As such, Coury has been pressing the Securities and Exchange Commission to prohibit investors from voting their shares if haven’t spoken to that targeted company, especially if it has received a negative review from a proxy advisory firm. He also called for more transparency in their process of deciding who gets a shareholder nod and who doesn’t.
“Why shouldn’t you guys disclose your internal processes; what you go through?” he said. “How do you derive what you are deriving? If you haven’t taken the time to talk with the company how do you form your basis for the position you take.”
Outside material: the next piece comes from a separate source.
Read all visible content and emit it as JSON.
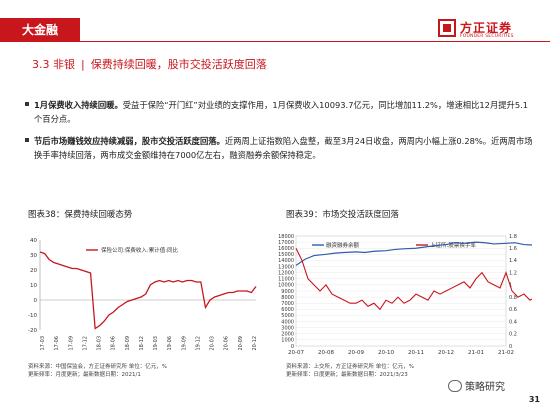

But the targets of Coury’s ire appeared to be sanguine on the issue Friday, with Robert McCormick, chief policy officer at Glass Lewis, saying the firm already does everything it considers necessary.
“Other than disclosing our proprietary methodology I’m not sure what else we could disclose,” McCormick said. “You don’t disclose specific aspects of Mylan‘s pharmaceutical business but you do disclose certain aspects of it. There is a balance to be struck there.”
McCormick said there was already a rebuttal process in place and pointed to multiple regulations that although an impacted company to query that rating.
“We’ve considered that but the company can file a rebuttal in proxy documents and on occasion they do rebut our or ISS recommendations and we’ll update our report to reflect that,” he said.
“The institutional investors I know who hold the bulk of the shares in the U.S. talk to companies and that includes index funds.”